En diez minutos más estamos en el Navazuelo, donde volvemos a admirar la fuente-abrevadero que fue construida en el siglo XVI, lo que nos habla de la antiquísima humanización de estas tierras. El Navazuelo es un lugar maravilloso que esconde insospechadas riquezas etnológicas y que pide una visita más detallada: será cuando subamos a la cumbre del Lobatejo.[3]

Miguel Forcada Serrano.







[1] Mary Carmen Yévenes, Gertru Pulido, Leo Aguilera, Menchu, Angel Osuna, Rafael Osuna, Juan José Osuna, Rafael Pimentel, Rogelio, Agustín Espinosa, Manolo Rico, Alonso Arroyo y este escribidor.
[2] Los hermanos Rafael y Juan José Osuna, completaron al alimón el relato de su padre de manera magistral. El cortijo del Valle del Conde pertenecía a una señora llamada Aurora Camacho que creó la “Fundación Camacho Lozano”, bien conocida en Carcabuey. La Fundación financiaría, con las rentas del cortijo, una residencia de ancianos y un colegio. Pero, tras la intervención de un sacerdote de Carcabuey. El cortijo fue entregado al Obispado de Córdoba, con lo que la Fundación quedó desamparada y desapareció. El obispado, poco después de asumir la propiedad del cortijo, lo vendió la familia López Crespo, de Córdoba, por 13 millones de pesetas. Tres años después (hacia 1973) los López Crespo lo vendieron por 60 millones a Carlos Ruíz Aguilera, de Priego, lo que demostraba el enorme error cometido por el Obispado. Se produjo entonces la roturación de las laderas de la sierra (un verdadero atentado ecológico) aumentando en más de 200 fanegas la plantación de olivar en detrimento de encinares de gran valor ecológico y ganadero; desapareció también la alameda y la huerta; la ganadería se redujo prácticamente a la nada; las cinco familias que habitaban en el cortijo abandonaron aquel lugar. En resumen; había llegado la modernidad: el monocultivo del olivar, el abandono de la ganadería. Eso sí, actualmente los dueños del cortijo están pidiendo por él una cantidad cercana a los 6 millones de Euros…

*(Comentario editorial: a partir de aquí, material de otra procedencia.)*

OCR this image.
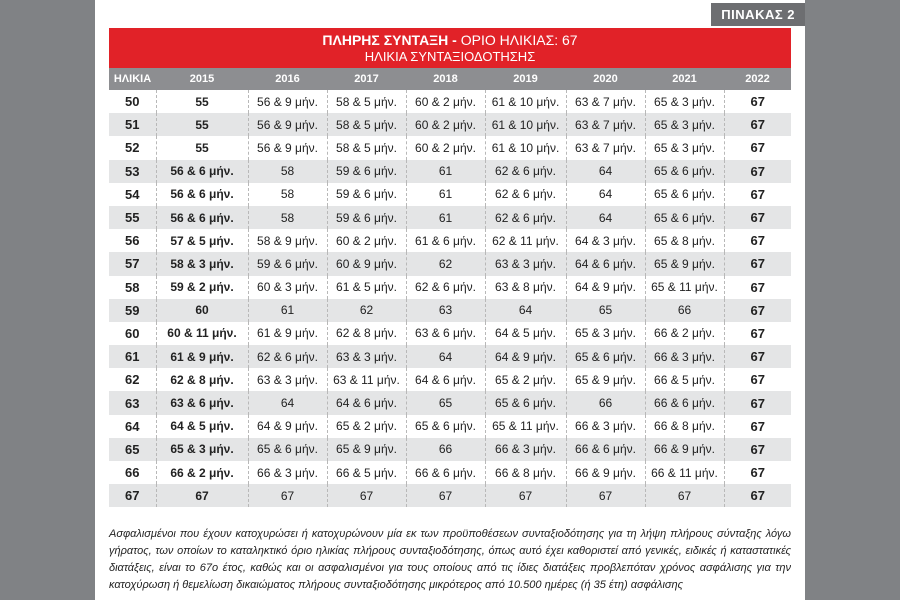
ΠΙΝΑΚΑΣ 2
ΠΛΗΡΗΣ ΣΥΝΤΑΞΗ - ΟΡΙΟ ΗΛΙΚΙΑΣ: 67
ΗΛΙΚΙΑ ΣΥΝΤΑΞΙΟΔΟΤΗΣΗΣ
ΗΛΙΚΙΑ	2015	2016	2017	2018	2019	2020	2021	2022
50	55	56 & 9 μήν.	58 & 5 μήν.	60 & 2 μήν.	61 & 10 μήν.	63 & 7 μήν.	65 & 3 μήν.	67
51	55	56 & 9 μήν.	58 & 5 μήν.	60 & 2 μήν.	61 & 10 μήν.	63 & 7 μήν.	65 & 3 μήν.	67
52	55	56 & 9 μήν.	58 & 5 μήν.	60 & 2 μήν.	61 & 10 μήν.	63 & 7 μήν.	65 & 3 μήν.	67
53	56 & 6 μήν.	58	59 & 6 μήν.	61	62 & 6 μήν.	64	65 & 6 μήν.	67
54	56 & 6 μήν.	58	59 & 6 μήν.	61	62 & 6 μήν.	64	65 & 6 μήν.	67
55	56 & 6 μήν.	58	59 & 6 μήν.	61	62 & 6 μήν.	64	65 & 6 μήν.	67
56	57 & 5 μήν.	58 & 9 μήν.	60 & 2 μήν.	61 & 6 μήν.	62 & 11 μήν.	64 & 3 μήν.	65 & 8 μήν.	67
57	58 & 3 μήν.	59 & 6 μήν.	60 & 9 μήν.	62	63 & 3 μήν.	64 & 6 μήν.	65 & 9 μήν.	67
58	59 & 2 μήν.	60 & 3 μήν.	61 & 5 μήν.	62 & 6 μήν.	63 & 8 μήν.	64 & 9 μήν.	65 & 11 μήν.	67
59	60	61	62	63	64	65	66	67
60	60 & 11 μήν.	61 & 9 μήν.	62 & 8 μήν.	63 & 6 μήν.	64 & 5 μήν.	65 & 3 μήν.	66 & 2 μήν.	67
61	61 & 9 μήν.	62 & 6 μήν.	63 & 3 μήν.	64	64 & 9 μήν.	65 & 6 μήν.	66 & 3 μήν.	67
62	62 & 8 μήν.	63 & 3 μήν.	63 & 11 μήν.	64 & 6 μήν.	65 & 2 μήν.	65 & 9 μήν.	66 & 5 μήν.	67
63	63 & 6 μήν.	64	64 & 6 μήν.	65	65 & 6 μήν.	66	66 & 6 μήν.	67
64	64 & 5 μήν.	64 & 9 μήν.	65 & 2 μήν.	65 & 6 μήν.	65 & 11 μήν.	66 & 3 μήν.	66 & 8 μήν.	67
65	65 & 3 μήν.	65 & 6 μήν.	65 & 9 μήν.	66	66 & 3 μήν.	66 & 6 μήν.	66 & 9 μήν.	67
66	66 & 2 μήν.	66 & 3 μήν.	66 & 5 μήν.	66 & 6 μήν.	66 & 8 μήν.	66 & 9 μήν.	66 & 11 μήν.	67
67	67	67	67	67	67	67	67	67

Ασφαλισμένοι που έχουν κατοχυρώσει ή κατοχυρώνουν μία εκ των προϋποθέσεων συνταξιοδότησης για τη λήψη πλήρους σύνταξης λόγω γήρατος, των οποίων το καταληκτικό όριο ηλικίας πλήρους συνταξιοδότησης, όπως αυτό έχει καθοριστεί από γενικές, ειδικές ή καταστατικές διατάξεις, είναι το 67ο έτος, καθώς και οι ασφαλισμένοι για τους οποίους από τις ίδιες διατάξεις προβλεπόταν χρόνος ασφάλισης για την κατοχύρωση ή θεμελίωση δικαιώματος πλήρους συνταξιοδότησης μικρότερος από 10.500 ημέρες (ή 35 έτη) ασφάλισης
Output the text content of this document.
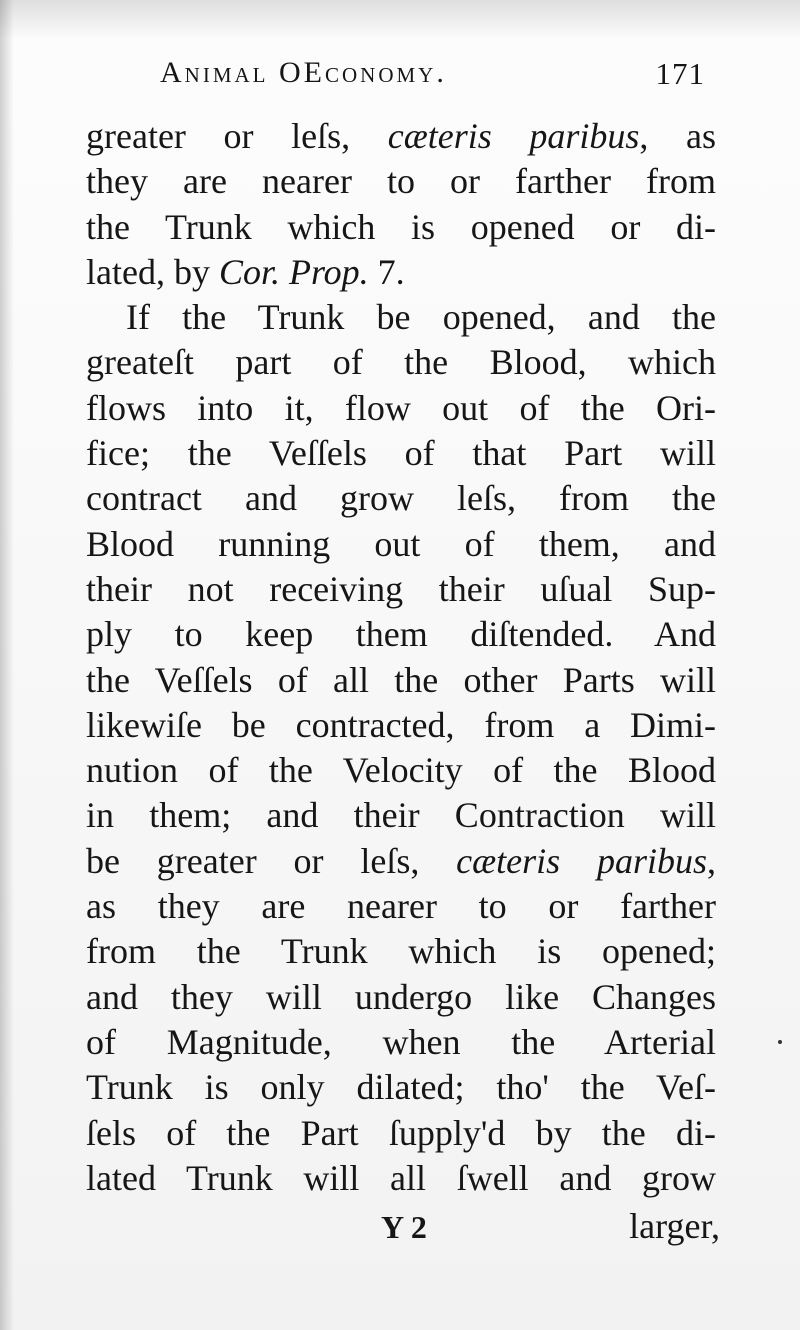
Animal OEconomy.	171
greater or leſs, cæteris paribus, as
they are nearer to or farther from
the Trunk which is opened or di-
lated, by Cor. Prop. 7.
If the Trunk be opened, and the
greateſt part of the Blood, which
flows into it, flow out of the Ori-
fice; the Veſſels of that Part will
contract and grow leſs, from the
Blood running out of them, and
their not receiving their uſual Sup-
ply to keep them diſtended. And
the Veſſels of all the other Parts will
likewiſe be contracted, from a Dimi-
nution of the Velocity of the Blood
in them; and their Contraction will
be greater or leſs, cæteris paribus,
as they are nearer to or farther
from the Trunk which is opened;
and they will undergo like Changes
of Magnitude, when the Arterial
Trunk is only dilated; tho' the Veſ-
ſels of the Part ſupply'd by the di-
lated Trunk will all ſwell and grow
Y 2	larger,
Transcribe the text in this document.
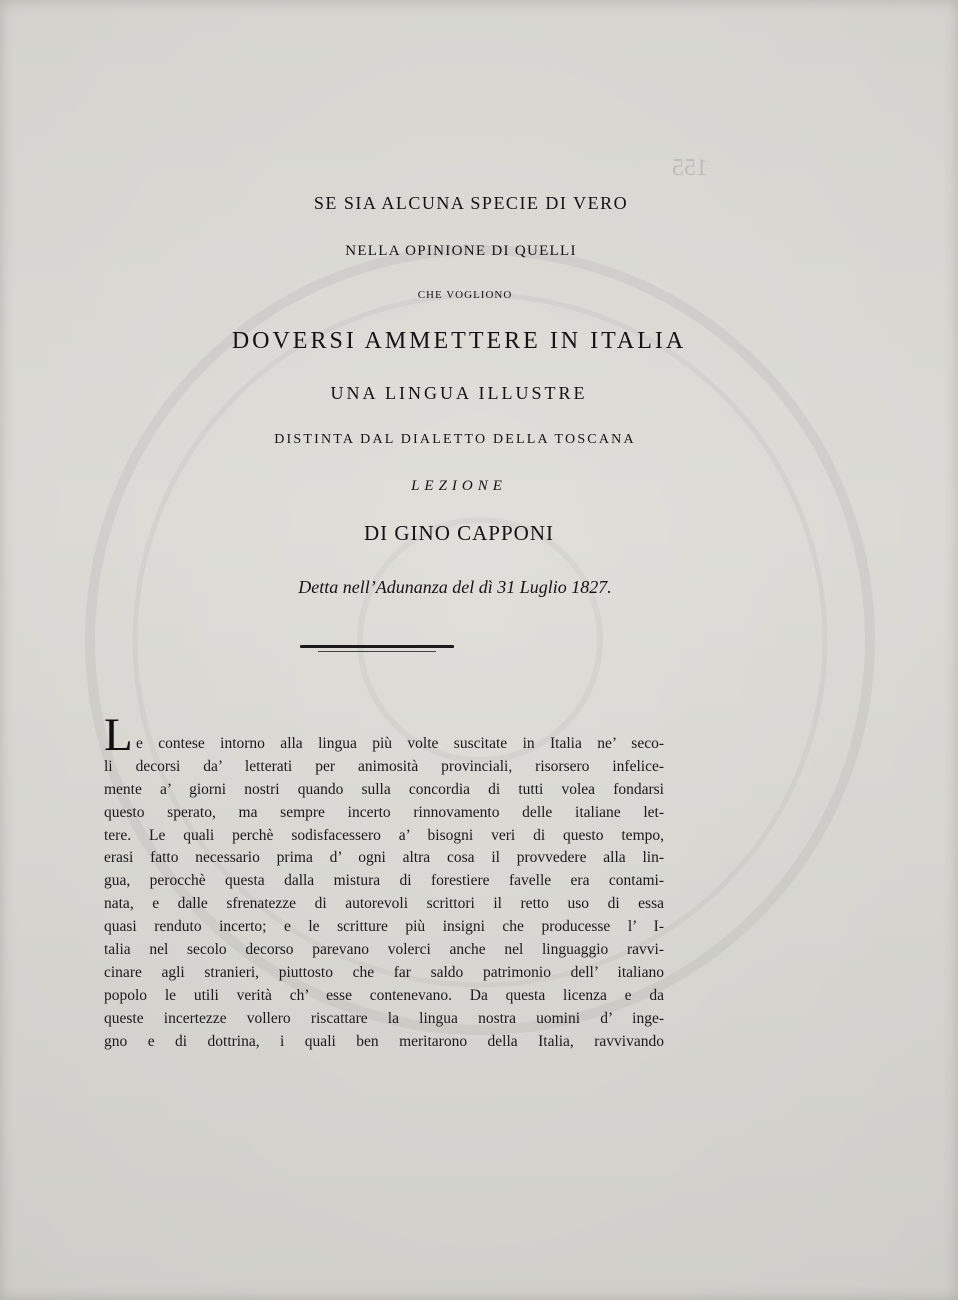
155
SE SIA ALCUNA SPECIE DI VERO
NELLA OPINIONE DI QUELLI
CHE VOGLIONO
DOVERSI AMMETTERE IN ITALIA
UNA LINGUA ILLUSTRE
DISTINTA DAL DIALETTO DELLA TOSCANA
LEZIONE
DI GINO CAPPONI
Detta nell’Adunanza del dì 31 Luglio 1827.
L e contese intorno alla lingua più volte suscitate in Italia ne’ seco-
li decorsi da’ letterati per animosità provinciali, risorsero infelice-
mente a’ giorni nostri quando sulla concordia di tutti volea fondarsi
questo sperato, ma sempre incerto rinnovamento delle italiane let-
tere. Le quali perchè sodisfacessero a’ bisogni veri di questo tempo,
erasi fatto necessario prima d’ ogni altra cosa il provvedere alla lin-
gua, perocchè questa dalla mistura di forestiere favelle era contami-
nata, e dalle sfrenatezze di autorevoli scrittori il retto uso di essa
quasi renduto incerto; e le scritture più insigni che producesse l’ I-
talia nel secolo decorso parevano volerci anche nel linguaggio ravvi-
cinare agli stranieri, piuttosto che far saldo patrimonio dell’ italiano
popolo le utili verità ch’ esse contenevano. Da questa licenza e da
queste incertezze vollero riscattare la lingua nostra uomini d’ inge-
gno e di dottrina, i quali ben meritarono della Italia, ravvivando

[3] Inolvidable Ángel Osuna en esta jornada senderista. Todos los que le acompañamos queremos expresarle nuestra admiración y nuestro agradecimiento… ¿verdad, compañeros?.

1 comentario:

Rafael Pimentel Luque dijo...

Magistral crónico amigo Miguel. Coincido contigo en que contar con Ángel Osuna fue un auténtico lujo.